Lev frowned. “You’re right about that.” He drank off the rest of his lager, put the empty bottle down on the marble desktop. “Meanwhile, though, there’s progress in the stub. The technicals you sourced through the polt’s sister have impressed Ash. They’re readying their best approximation of a neural cutout. And Ash’s quants at the LSE have abundantly solved any in-stub financial worries. Though if they keep it up, we’ll be noticed. More than noticed.”

“What are they doing?” asked Netherton, after finishing his own lager. He wished he had several more.

“Herding trading algorithms, basically. The stub doesn’t quite have the capacity to do that, though they’re aware that it sometimes happens naturally. They would have started to do it soon enough themselves. But we’re definitely funded to deal with contingencies now. Which has already proven necessary.”

“It has?”

“Assassins turned up to fulfill that contract, four of them. Who were disposed of, prior to doing so, by one of the polt’s associates.”

“Requiring money?”

“It was illegal,” said Lev. “He’d been set to watch for anyone who looked as though they might be coming to do that. He didn’t like their look, killed them. Cost something to make it go away. Their immediate political unit is a county.
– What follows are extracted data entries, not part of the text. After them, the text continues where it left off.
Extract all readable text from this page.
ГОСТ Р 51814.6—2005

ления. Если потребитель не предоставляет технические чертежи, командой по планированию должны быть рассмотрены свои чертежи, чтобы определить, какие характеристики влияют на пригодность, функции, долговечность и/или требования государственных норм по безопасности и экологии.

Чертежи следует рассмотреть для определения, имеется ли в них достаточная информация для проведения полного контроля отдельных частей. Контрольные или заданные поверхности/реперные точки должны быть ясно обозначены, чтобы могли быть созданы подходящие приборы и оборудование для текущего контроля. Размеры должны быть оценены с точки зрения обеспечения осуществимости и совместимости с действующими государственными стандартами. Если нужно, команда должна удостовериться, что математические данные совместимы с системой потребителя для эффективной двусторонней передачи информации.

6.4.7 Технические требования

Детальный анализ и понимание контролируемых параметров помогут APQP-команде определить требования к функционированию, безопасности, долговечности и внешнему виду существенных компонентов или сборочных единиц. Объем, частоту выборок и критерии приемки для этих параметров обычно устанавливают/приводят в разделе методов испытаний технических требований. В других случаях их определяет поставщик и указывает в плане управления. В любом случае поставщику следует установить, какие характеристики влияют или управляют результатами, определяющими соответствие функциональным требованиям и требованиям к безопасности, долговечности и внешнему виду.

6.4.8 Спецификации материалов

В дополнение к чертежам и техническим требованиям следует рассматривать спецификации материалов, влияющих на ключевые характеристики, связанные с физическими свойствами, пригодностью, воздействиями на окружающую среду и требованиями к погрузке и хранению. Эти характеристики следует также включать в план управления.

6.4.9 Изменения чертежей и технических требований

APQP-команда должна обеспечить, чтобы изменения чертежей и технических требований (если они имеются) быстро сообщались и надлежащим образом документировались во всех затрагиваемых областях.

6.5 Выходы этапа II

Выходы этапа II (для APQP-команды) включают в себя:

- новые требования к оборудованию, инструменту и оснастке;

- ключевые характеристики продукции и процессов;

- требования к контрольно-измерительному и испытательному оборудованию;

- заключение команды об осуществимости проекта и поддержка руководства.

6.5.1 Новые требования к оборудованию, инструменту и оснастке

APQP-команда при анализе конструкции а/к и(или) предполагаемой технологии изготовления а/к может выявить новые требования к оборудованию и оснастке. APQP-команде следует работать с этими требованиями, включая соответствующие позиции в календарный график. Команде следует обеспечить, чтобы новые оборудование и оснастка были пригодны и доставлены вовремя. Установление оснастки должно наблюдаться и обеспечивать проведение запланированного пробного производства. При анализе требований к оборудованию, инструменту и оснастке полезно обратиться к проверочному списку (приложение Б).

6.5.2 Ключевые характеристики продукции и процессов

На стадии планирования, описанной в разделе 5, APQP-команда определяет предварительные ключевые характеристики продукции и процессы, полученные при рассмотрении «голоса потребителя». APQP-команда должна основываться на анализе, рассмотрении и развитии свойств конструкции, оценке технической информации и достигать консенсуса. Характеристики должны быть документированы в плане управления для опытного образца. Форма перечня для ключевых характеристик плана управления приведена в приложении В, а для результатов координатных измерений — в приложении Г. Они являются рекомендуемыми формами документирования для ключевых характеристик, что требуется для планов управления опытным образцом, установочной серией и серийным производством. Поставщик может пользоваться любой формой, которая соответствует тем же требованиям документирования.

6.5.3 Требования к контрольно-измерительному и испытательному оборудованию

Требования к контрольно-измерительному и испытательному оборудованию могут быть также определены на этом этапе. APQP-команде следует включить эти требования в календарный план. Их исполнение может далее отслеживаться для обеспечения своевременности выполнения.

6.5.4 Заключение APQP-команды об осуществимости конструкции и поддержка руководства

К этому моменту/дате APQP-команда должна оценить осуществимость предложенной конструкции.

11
The head of law enforcement is the sheriff. The county’s most viable economy is the molecular synthesis of illicit drugs. The sheriff is in the pay of the most successful local synthesist.”

“How do you know that?”

“Ossian.”

“You had the polt and his sister pay off the police?”
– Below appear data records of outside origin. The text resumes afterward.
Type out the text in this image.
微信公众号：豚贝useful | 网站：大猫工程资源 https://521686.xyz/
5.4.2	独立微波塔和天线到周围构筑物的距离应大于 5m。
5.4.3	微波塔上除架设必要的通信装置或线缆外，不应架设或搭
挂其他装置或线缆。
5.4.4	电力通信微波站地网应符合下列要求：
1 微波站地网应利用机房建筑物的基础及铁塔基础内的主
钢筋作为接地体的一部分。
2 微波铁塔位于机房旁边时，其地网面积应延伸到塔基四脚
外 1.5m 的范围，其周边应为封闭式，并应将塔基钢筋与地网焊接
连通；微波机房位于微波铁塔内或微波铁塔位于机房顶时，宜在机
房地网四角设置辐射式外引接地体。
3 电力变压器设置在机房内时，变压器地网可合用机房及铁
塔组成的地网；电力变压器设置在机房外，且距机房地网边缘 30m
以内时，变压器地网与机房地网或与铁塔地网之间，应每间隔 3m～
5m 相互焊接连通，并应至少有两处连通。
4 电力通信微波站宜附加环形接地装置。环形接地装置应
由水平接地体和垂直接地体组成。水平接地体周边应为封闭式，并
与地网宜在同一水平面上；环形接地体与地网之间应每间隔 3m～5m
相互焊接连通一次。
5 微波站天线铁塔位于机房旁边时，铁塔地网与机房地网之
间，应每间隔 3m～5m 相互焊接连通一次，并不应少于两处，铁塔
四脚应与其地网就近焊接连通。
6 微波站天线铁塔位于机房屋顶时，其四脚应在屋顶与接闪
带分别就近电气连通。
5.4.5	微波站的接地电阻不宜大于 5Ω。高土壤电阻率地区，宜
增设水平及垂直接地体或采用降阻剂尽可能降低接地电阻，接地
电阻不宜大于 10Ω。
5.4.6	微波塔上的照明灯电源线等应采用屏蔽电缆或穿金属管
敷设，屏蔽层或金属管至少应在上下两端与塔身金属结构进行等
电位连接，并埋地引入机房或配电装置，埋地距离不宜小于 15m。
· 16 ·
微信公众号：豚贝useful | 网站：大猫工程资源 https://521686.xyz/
“No,” said Lev, “he paid off the drug manufacturer. Ossian judged that to be the appropriate channel, and the polt agreed. But someone tried to kill you, earlier today. Aren’t you concerned?”

“I haven’t really thought about it,” said Netherton, discovering that this was true. “Lowbeer said that if they had done, it might have been meant to serve as a warning to you.”

Lev looked at him. “I know I don’t seem like a gangster,” he said, “and I’m delighted that I don’t, but I wouldn’t have been frightened. Sad, and I suppose angry, but not frightened.”

Netherton imagined Lev being sad that he was dead, or tried to. It didn’t seem real. But neither did what had happened in Covent Garden. He wished Lev’s grandfather’s bar would give him a cold German lager whenever he asked.